With the grant, the researchers will use advanced imaging techniques and a unique primate model for hypnozoites to track these parasites in the liver. They will take image-guided biopsies and these biopsies will be subjected to comprehensive molecular analysis, to study the interplay between the parasite and its host environment.
The team: ‘Only by visualizing and following parasites inside the liver of the host can we understand their true, inner biology. Furthermore, from the molecular analysis we will learn which molecular processes in the parasite as well as in the host are key for the dormancy of hypnozoites.’
The role of the host in triggering hypnozoites to awaken from dormancy is still not understood.
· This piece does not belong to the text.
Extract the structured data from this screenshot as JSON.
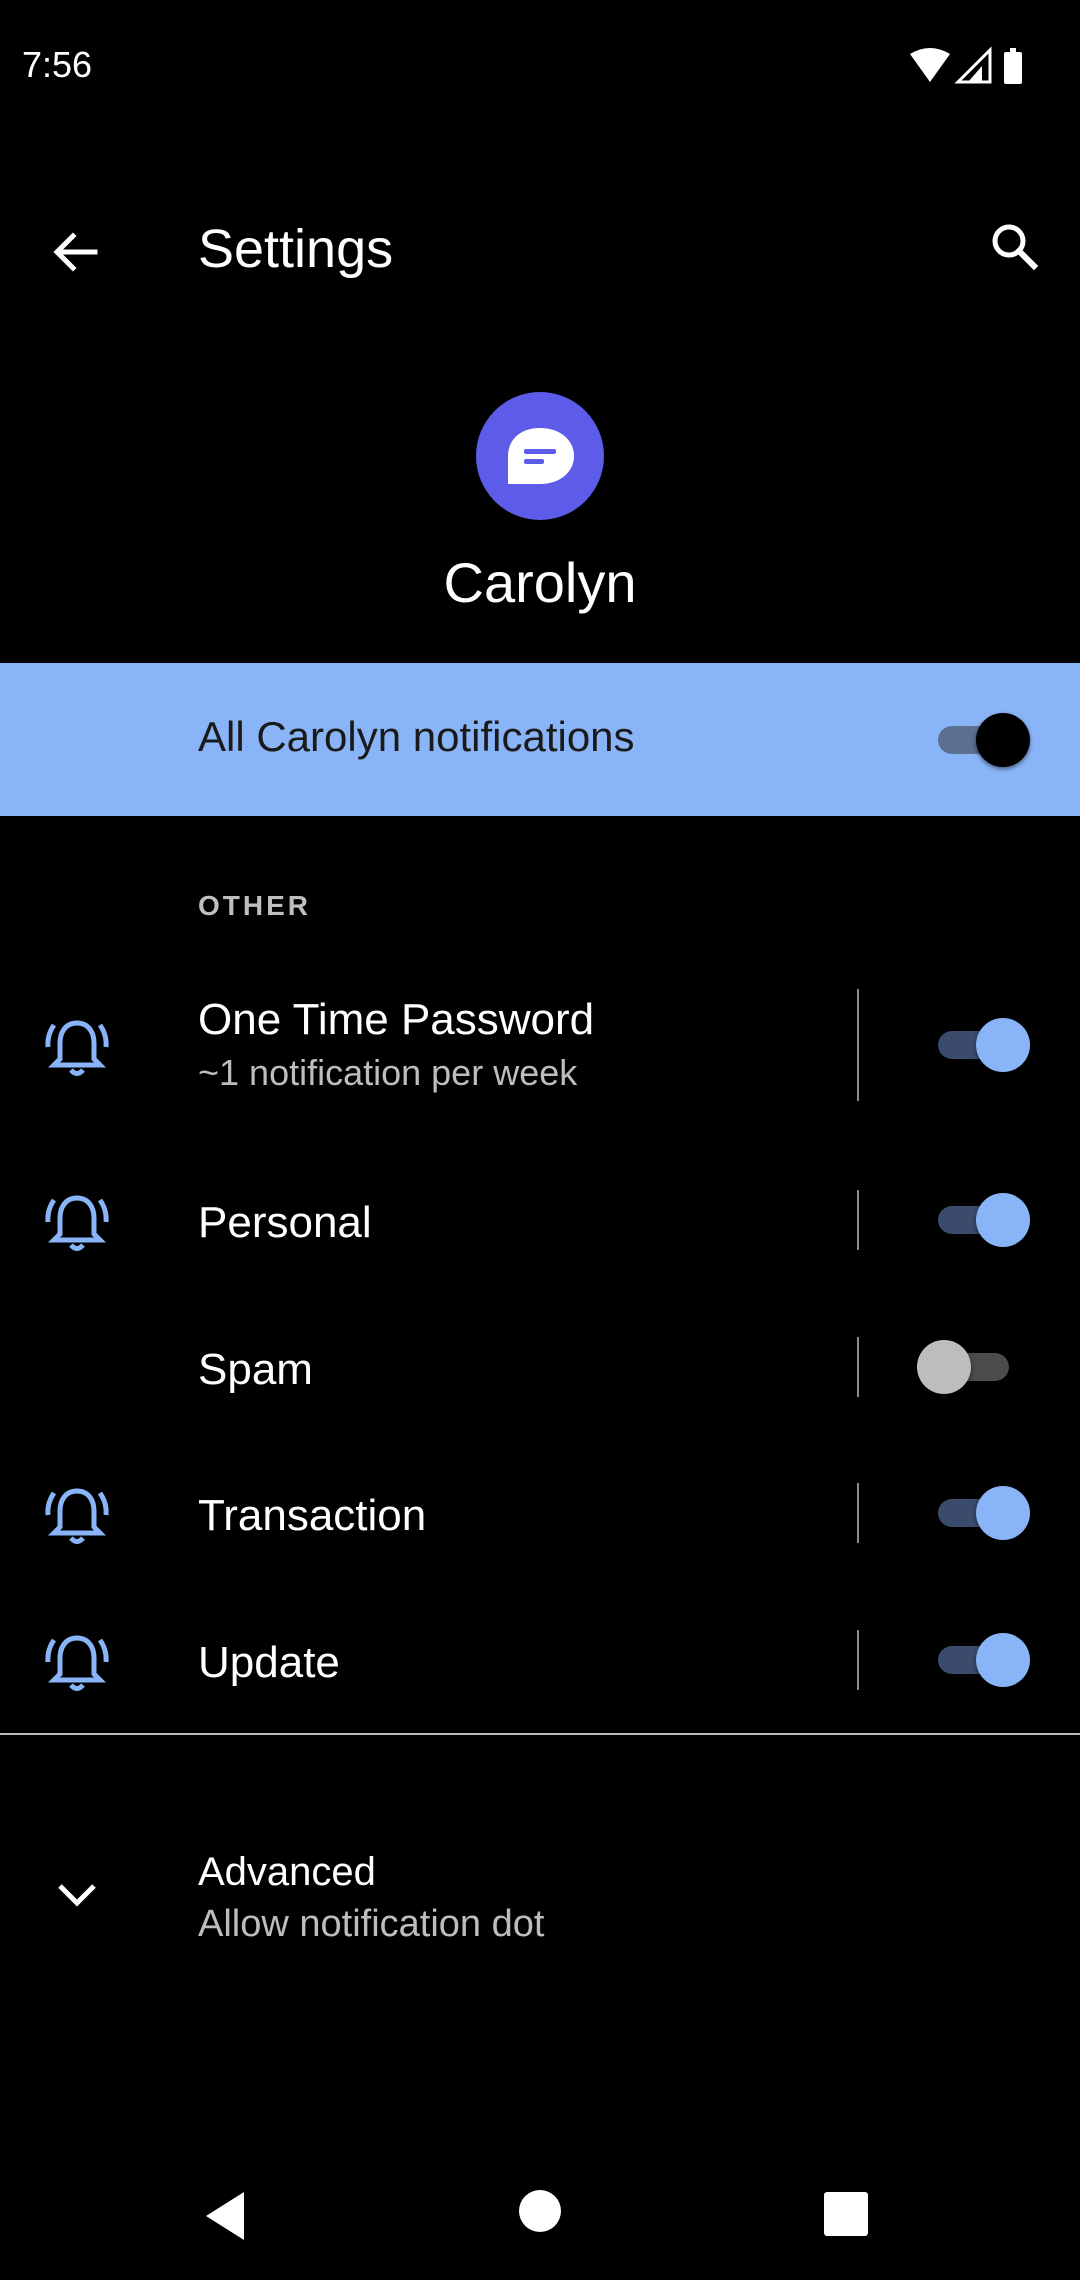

Factors such as the host’s physiological conditions, environmental changes and the specific cellular environment of the liver could play significant roles in this process.
The team: ‘Our ultimate goal is to gain a more profound understanding of the intricate interplay between the parasites and the host. Knowledge of the trigger for hypnozoite reactivation would be instrumental in developing more effective strategies for combating and ultimately eradicating malaria.’